Lug
Ou Lugus chez les Gaulois c’est un peu le prodige universel du monde celtique. Si les dieux avaient un concours d’entrée, il aurait raflé tous les prix. Polytechnicien avant l’heure, inventeur, artiste, stratège, musicien, magicien… bref, l’homme-orchestre du divin.
Les Irlandais l’appellent Lugh Lámhfhada, c’est-à-dire « au long bras », car il pouvait frapper ses ennemis à distance — avec panache, bien sûr. Et comme si cela ne suffisait pas, il est aussi nommé Samildánach, « celui qui maîtrise tous les arts ». Pas étonnant qu’il soit considéré comme la principale divinité du panthéon celtique : il touche à tout, et il le fait bien.
Sa grande fête, la Lugnasad, marquait la transition de l’été vers l’automne, autour des premières semaines d’août. C’était une célébration à la fois agricole, rituelle et joyeuse, un peu comme si l’on fêtait à la fois la moisson, la création artistique et la victoire de la lumière sur les ténèbres.
Lug, c’est aussi une histoire de famille compliquée, digne d’une tragédie mythologique. Fils de Cian et Eithne, il est le petit-fils de Balor, un monstre cyclopéen du peuple des Fomoires — ces forces obscures qui symbolisent le chaos. Une prophétie annonçait que Balor serait tué par son petit-fils, alors évidemment, le grand-père a tout fait pour éviter ce sort. Peine perdue : Lug l’a abattu d’un coup de fronde légendaire, rétablissant ainsi l’équilibre cosmique.
Mais devenir dieu, chez les Celtes, ne se fait pas en un claquement de doigts. Quand Lug se présente à la cour du roi Nuada, le portier lui refuse l’entrée :
— « Es-tu charpentier ? »
— « Oui. »
— « Nous en avons déjà un. »
Et ainsi de suite : forgeron, poète, magicien, historien, harpiste… chaque fois, refusé. Jusqu’à ce qu’il déclare :
— « Je suis joueur d’échecs. »
Là, enfin, on l’accepte. Il défie le roi, gagne la partie, et symboliquement remporte le pouvoir du monde. Rien que ça.
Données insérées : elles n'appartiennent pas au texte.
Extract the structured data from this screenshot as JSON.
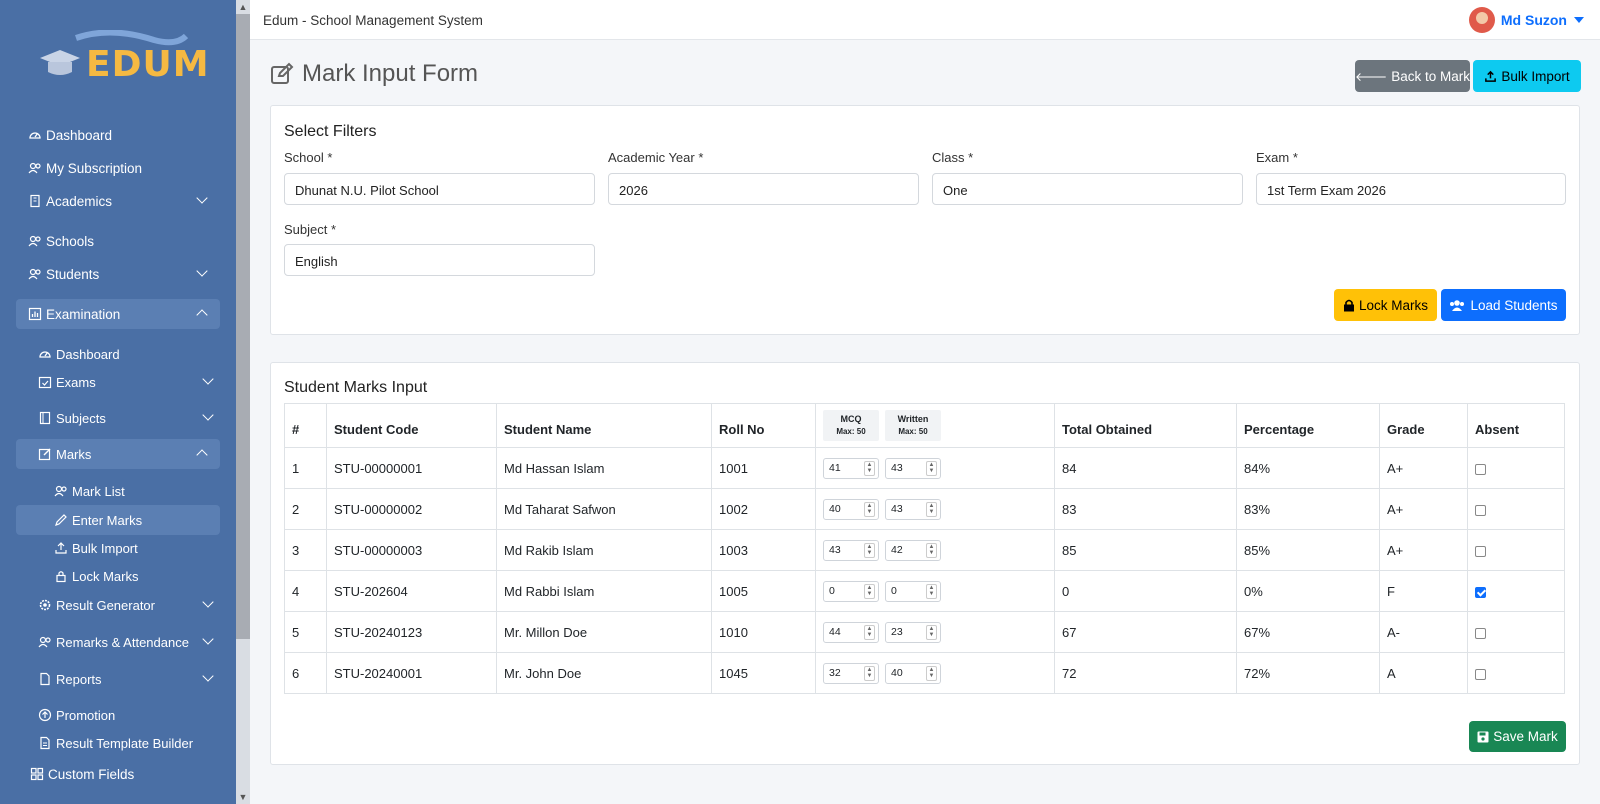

Car Lug n’est pas seulement un guerrier ou un artisan, c’est l’intelligence en action, la pensée créatrice incarnée. Sa fameuse lance magique, capable de tout anéantir si elle n’est pas plongée dans le chaudron du Dagda, reflète la tension entre destruction et maîtrise : le savoir sans sagesse est une arme incontrôlable. Il manie aussi une fronde redoutable, et une harpe enchantée qui peut faire pleurer, rire ou dormir ceux qui l’écoutent — un instrument aussi subtil que son esprit.
Sa gestuelle rituelle — debout sur un pied, un œil fermé, un bras levé — a intrigué bien des chercheurs. Ce n’est pas une mutilation comme chez Odin, mais une mise en scène symbolique du cycle du monde : l’année qui s’éteint, le renouveau qui se prépare. Lug mime le passage, la transformation, le mouvement perpétuel du cosmos.
Et comme si cela ne suffisait pas, les anciens textes irlandais précisent qu’il fut l’inventeur des courses de chevaux et des combats équestres, devenant ainsi le premier cavalier de l’histoire mythique — le dieu qui dompte la vitesse, la force et la grâce.
En somme, Lug est la synthèse parfaite du génie celtique :
• Inventif comme un artisan,
• brillant comme un poète,
• redoutable comme un guerrier,
• lumineux comme un dieu solaire.
Un être total, à la fois créateur et destructeur, dont chaque geste est un acte d’équilibre entre la force et la beauté.